There's really only one character that I didn't see enough of, and she's mostly there as a unique and very persistent foe: Rachel, or more accurately Rachel Ooze. Rachel is pretty much spoken of only posthumously, and her real legacy lies with the Raid Mode events, but her persistent resurrected form haunts your protagonists throughout the game, and it would have been nice to have learned a bit more about her prior to her death and rebirth.

Rachel before...
...and after. FYI she's available in Raid Mode as a DLC pack,
and is my second favorite Raid Mode character after Jill

Not only does RE:R offer up a twelve chapter tale in the classic RE:R vein, filled to the brim with things you can click on to learn more cool story bits, find keys and otherwise deal with various puzzles and mysteries, but it also provides a robust after-game solo and multiplayer co-op feature called Raid Mode. The Raid Mode lets you revisit the many areas of the game (it's broken up into roughly eighteen maps), bringing in an array of different characters and costume options (many of which require unlocking over time.). You equip them with tricked out weaponry and proceed to tackle each level in Raid Mode like a mini-adventure, complete with an end goal to reach and an array of threats between you and that goal. This mode was originally conceived in brief way back in the bonus hidden level for Resident Evil 2, where you could play the curiously named Umbrella agent Hunk as he blasted his way through Raccoon City, and over the years this got revisited in various forms including Mercenary Mode from RE5 (and other titles). Raid Mode is similar, but with an emphasis on solo and co-op play it allows you to essentially play through the levels and maps of the original game in an endless array of mini missions, which turns out to be strangely compelling, and a lot of fun. With level up mechanics, weapon upgrading and collecting, alternate skins and characters and a large number of escalating maps, it's a really cool way to extend the life of RE:R beyond the single player campaign. I'll be playing Raid Mode for a long time to come; it's actually more fun than the Mercenaries Modes in RE6 (though to be fair I quite enjoy those as well).

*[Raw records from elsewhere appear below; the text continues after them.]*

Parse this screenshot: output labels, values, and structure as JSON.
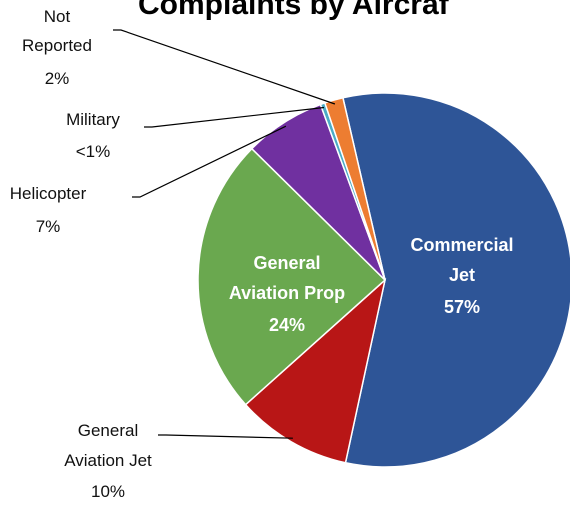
{
  "chart_data": {
    "type": "pie",
    "title": "Complaints by Aircraf",
    "slices": [
      {
        "label_lines": [
          "Commercial",
          "Jet"
        ],
        "pct_label": "57%",
        "value": 57,
        "color": "#2E5597"
      },
      {
        "label_lines": [
          "General",
          "Aviation Jet"
        ],
        "pct_label": "10%",
        "value": 10,
        "color": "#B81616"
      },
      {
        "label_lines": [
          "General",
          "Aviation Prop"
        ],
        "pct_label": "24%",
        "value": 24,
        "color": "#6AA84F"
      },
      {
        "label_lines": [
          "Helicopter"
        ],
        "pct_label": "7%",
        "value": 7,
        "color": "#7030A0"
      },
      {
        "label_lines": [
          "Military"
        ],
        "pct_label": "<1%",
        "value": 0.4,
        "color": "#4BACC6"
      },
      {
        "label_lines": [
          "Not",
          "Reported"
        ],
        "pct_label": "2%",
        "value": 1.6,
        "color": "#ED7D31"
      }
    ]
  }
}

So, long story short, here's RE:R in a nutshell:

Single Player Campaign takes about 10-14 hours, is very fun and feels very much like original-style RE

Raid Mode is a fun extra feature that actually plays out like an endless array of cool mini missions, and allows co-op gaming

RE:R's budget design aimed at handhelds translates into a very easy-in and easy-out style of gaming that prompted it to make good use of its resources to tell a fun, sometimes camp, other times tense and exciting survival horror tale that treats the Resident Evil universe right. I want future titles in the franchise that are more like Resident Evil: Revelations.